Sono molti i Vip per i quali hai cucinato. Ti viene in mente un episodio in particolare?
Il principe di Monaco ha apprezzato tantissimo il tonno in crosta di quinoa con zucchine e salsa all’arancia mentre Richard Gere è venuto in cucina per farmi i complimenti per gli spaghetti al Pomodoro.
Piaciri, il libro che hai scritto, è un viaggio culinario in Sicilia, tra ricette ed itinerari.
Piacìri nasce con la volontà di valorizzare due beni siciliani inseriti dall’UNESCO nel Patrimonio Culturale Immateriale: la Dieta Mediterranea e l’Opera dei Pupi. Ogni ricetta che segna il percorso di viaggio nel libro mira infatti ad esaltare la Dieta Mediterranea attraverso un ingrediente strettamente connesso con la località, come i pomodori di Pachino, il tonno rosso di Favignana o le arance rosse della Piana di Catania. Parte dei proventi della vendita di Piacìri sarà utilizzata per contribuire all’apertura a Catania del Teatro dell’Opera dei Pupi, contribuendo a salvaguardare la celebre tradizione popolare siciliana che rischia di scomparire.
Se volessi descrivere la Sicilia all’estero scegliendo tre piatti, quali sceglieresti?
I tre piatti che per me rappresentano le tre punte della Sicilia: Pesce stocco con crema di castagne e cipollotto al limone Interdonato (Messina); Risotto con frutti di mare, curcuma e nero di seppia (Catania); Filetto di agnello con rafano, pompelmo rosa e spinacino selvatico in foglia (Palermo) .
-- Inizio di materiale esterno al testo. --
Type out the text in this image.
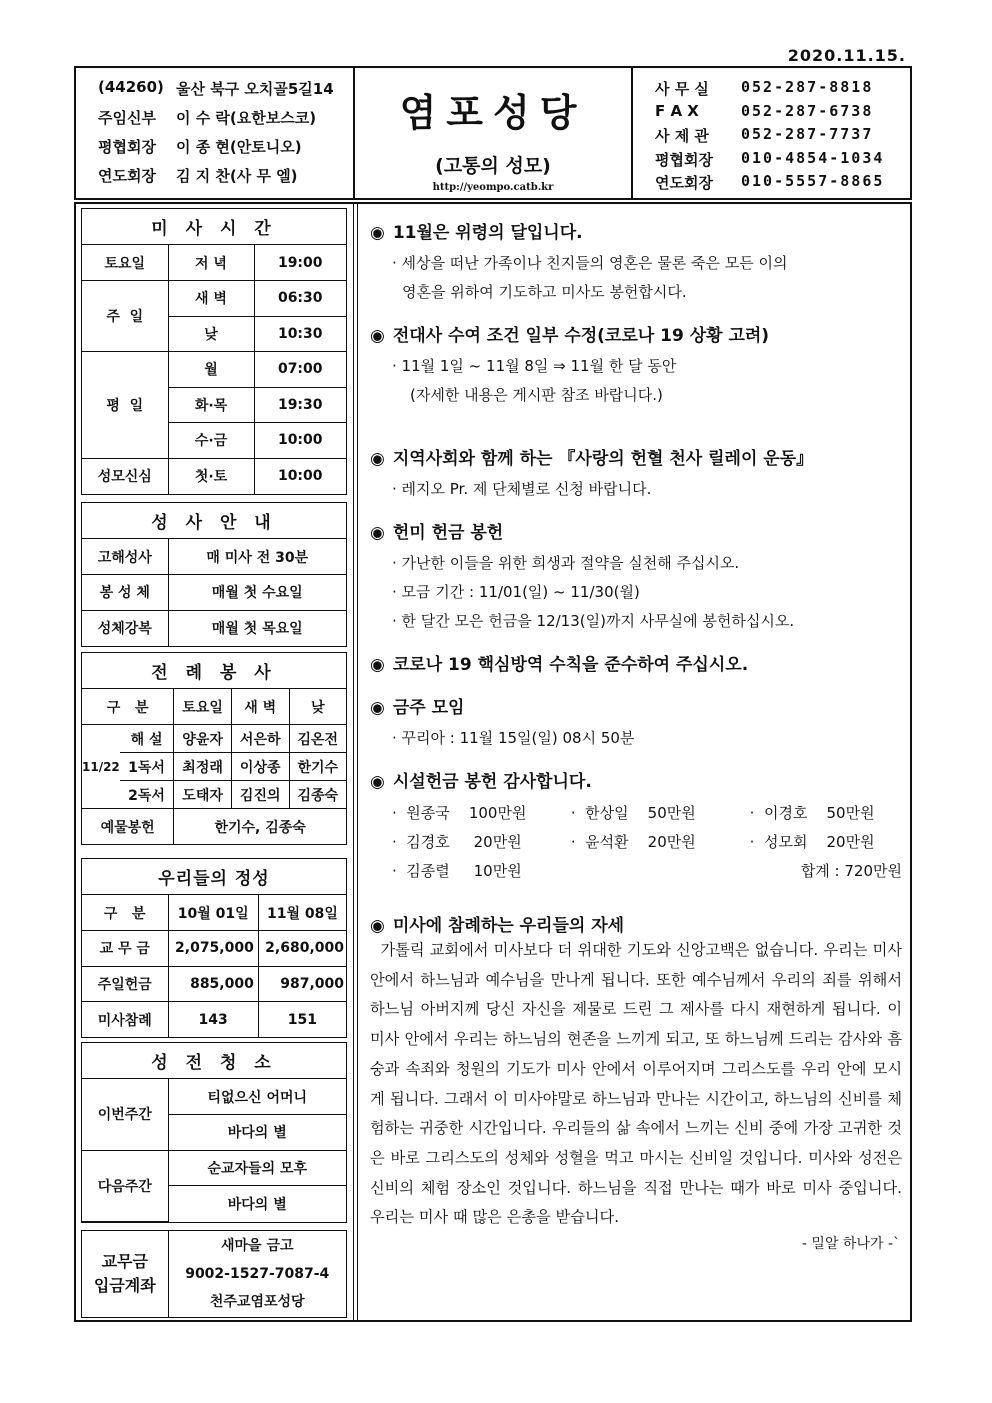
2020.11.15.
(44260) 울산 북구 오치골5길14
주임신부	이 수 락(요한보스코)
평협회장	이 종 현(안토니오)
연도회장	김 지 찬(사 무 엘)
염포성당
(고통의 성모)
http://yeompo.catb.kr
사 무 실	052-287-8818
F A X	052-287-6738
사 제 관	052-287-7737
평협회장	010-4854-1034
연도회장	010-5557-8865
미 사 시 간
토요일	저 녁	19:00
주  일	새 벽	06:30
	낮	10:30
평  일	월	07:00
	화·목	19:30
	수·금	10:00
성모신심	첫·토	10:00
성 사 안 내
고해성사	매 미사 전 30분
봉 성 체	매월 첫 수요일
성체강복	매월 첫 목요일
전 례 봉 사
구   분		토요일	새 벽	낮
11/22	해 설	양윤자	서은하	김온전
	1독서	최정래	이상종	한기수
	2독서	도태자	김진의	김종숙
예물봉헌		한기수, 김종숙		
우리들의 정성
구   분	10월 01일	11월 08일
교 무 금	2,075,000	2,680,000
주일헌금	885,000	987,000
미사참례	143	151
성 전 청 소
이번주간	티없으신 어머니
	바다의 별
다음주간	순교자들의 모후
	바다의 별
교무금
입금계좌

새마을 금고
9002-1527-7087-4
천주교염포성당
◉ 11월은 위령의 달입니다.
· 세상을 떠난 가족이나 친지들의 영혼은 물론 죽은 모든 이의
영혼을 위하여 기도하고 미사도 봉헌합시다.
◉ 전대사 수여 조건 일부 수정(코로나 19 상황 고려)
· 11월 1일 ~ 11월 8일 ⇒ 11월 한 달 동안
(자세한 내용은 게시판 참조 바랍니다.)
◉ 지역사회와 함께 하는 『사랑의 헌혈 천사 릴레이 운동』
· 레지오 Pr. 제 단체별로 신청 바랍니다.
◉ 헌미 헌금 봉헌
· 가난한 이들을 위한 희생과 절약을 실천해 주십시오.
· 모금 기간 : 11/01(일) ~ 11/30(월)
· 한 달간 모은 헌금을 12/13(일)까지 사무실에 봉헌하십시오.
◉ 코로나 19 핵심방역 수칙을 준수하여 주십시오.
◉ 금주 모임
· 꾸리아 : 11월 15일(일) 08시 50분
◉ 시설헌금 봉헌 감사합니다.
·  원종국    100만원	·  한상일    50만원	·  이경호    50만원
·  김경호     20만원	·  윤석환    20만원	·  성모회    20만원
·  김종렬     10만원	합계 : 720만원
◉ 미사에 참례하는 우리들의 자세
가톨릭 교회에서 미사보다 더 위대한 기도와 신앙고백은 없습니다. 우리는 미사 안에서 하느님과 예수님을 만나게 됩니다. 또한 예수님께서 우리의 죄를 위해서 하느님 아버지께 당신 자신을 제물로 드린 그 제사를 다시 재현하게 됩니다. 이 미사 안에서 우리는 하느님의 현존을 느끼게 되고, 또 하느님께 드리는 감사와 흠숭과 속죄와 청원의 기도가 미사 안에서 이루어지며 그리스도를 우리 안에 모시게 됩니다. 그래서 이 미사야말로 하느님과 만나는 시간이고, 하느님의 신비를 체험하는 귀중한 시간입니다. 우리들의 삶 속에서 느끼는 신비 중에 가장 고귀한 것은 바로 그리스도의 성체와 성혈을 먹고 마시는 신비일 것입니다. 미사와 성전은 신비의 체험 장소인 것입니다. 하느님을 직접 만나는 때가 바로 미사 중입니다. 우리는 미사 때 많은 은총을 받습니다.
- 밀알 하나가 -`
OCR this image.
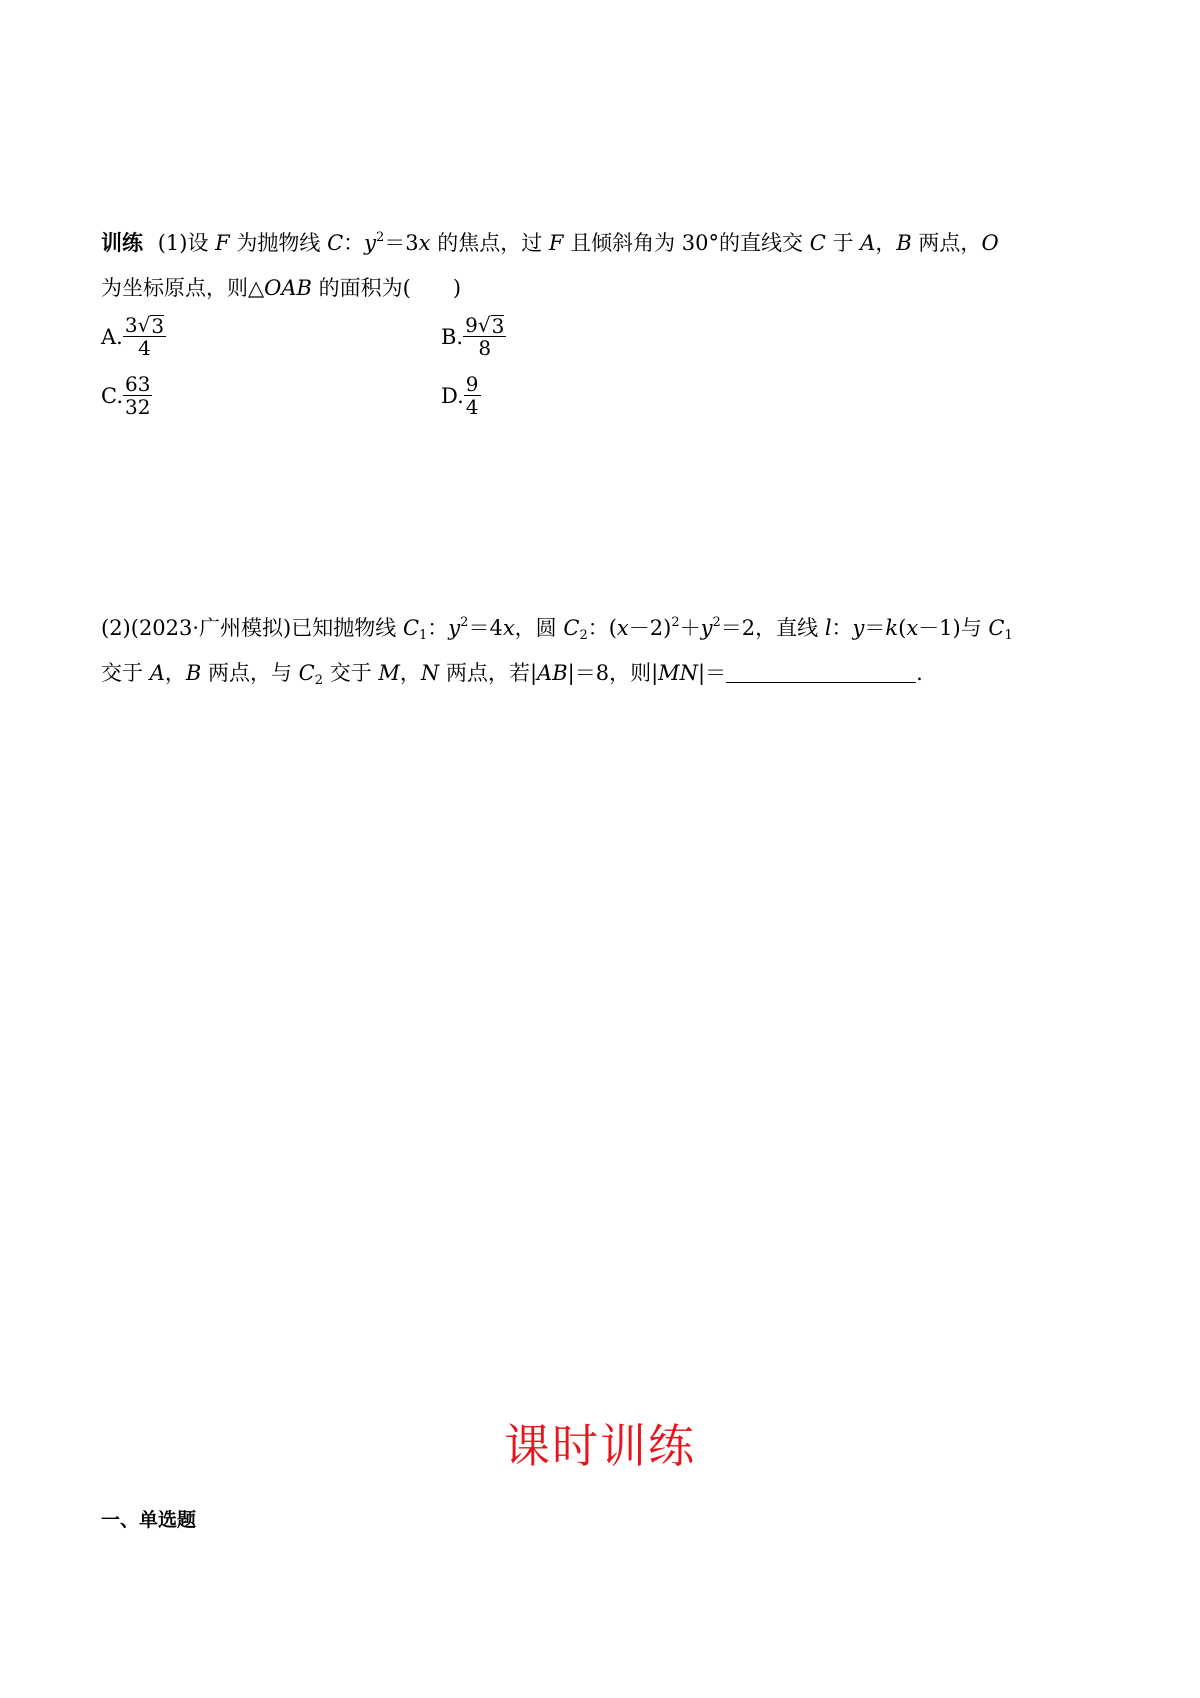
训练 (1)设 F 为抛物线 C：$y^2=3x$ 的焦点，过 F 且倾斜角为 30°的直线交 C 于 A，B 两点，O
为坐标原点，则△OAB 的面积为(　　)
A. $\frac{3 √ 3}{4}$	B. $\frac{9 √ 3}{8}$
C. $\frac{63}{32}$	D. $\frac{9}{4}$
(2)(2023·广州模拟)已知抛物线 $C_1$：$y^2=4x$，圆 $C_2$：$(x-2)^2+y^2=2$，直线 l：y＝k(x－1)与 $C_1$
交于 A，B 两点，与 $C_2$ 交于 M，N 两点，若|AB|＝8，则|MN|＝	.
课时训练
一、单选题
C’è una sorta di movimento, una rinascita che riguarda la cucina siciliana di cui tu e gli altri tuoi colleghi siete protagonisti
Tradizione nell’innovazione. Negli anni ci siamo evoluti con nuove tecniche di cottura, di accostamenti, nuovi modi di presentare i piatti ma senza mai stravolgerli fino all’esasperazione. Io non amo la cucina che perde il contatto con la tradizione. Non mi piace la cucina molecolare ad esempio. Sono per la cucina tradizionale che si accosta alle nuove tecniche di cui parlavo prima. Credo che la cucina siciliana stia vivendo il suo momento di gloria, in Sicilia, in Italia e anche all’estero. Certo partiamo con un grande vantaggio: l’eccellenza delle materie prime, la biodiversità dei territori che si traduce in prodotti di alta qualità. Dopo dodici anni all’estero, io ho deciso di ritornare per fare qualcosa in Sicilia, nella mia terra. Un sogno che si è realizzato.
Cosa rappresenta per te il cibo e che rapporto hai avuto con la cucina da quando eri bambino?
Casa mia, a Palagonia, in provincia di Catania, è il luogo dell’anima, dove sono cresciuto respirando i sapori dei piatti preparati da mia mamma e dalle altre donne di casa. La mia è una famiglia di agricoltori ed è in quel contesto che mi sono innamorato della cucina. A casa mia è molto forte la cultura della pasta fatta in casa ma è il pane fatto in casa da mia mamma nel forno a legna il piatto della memoria.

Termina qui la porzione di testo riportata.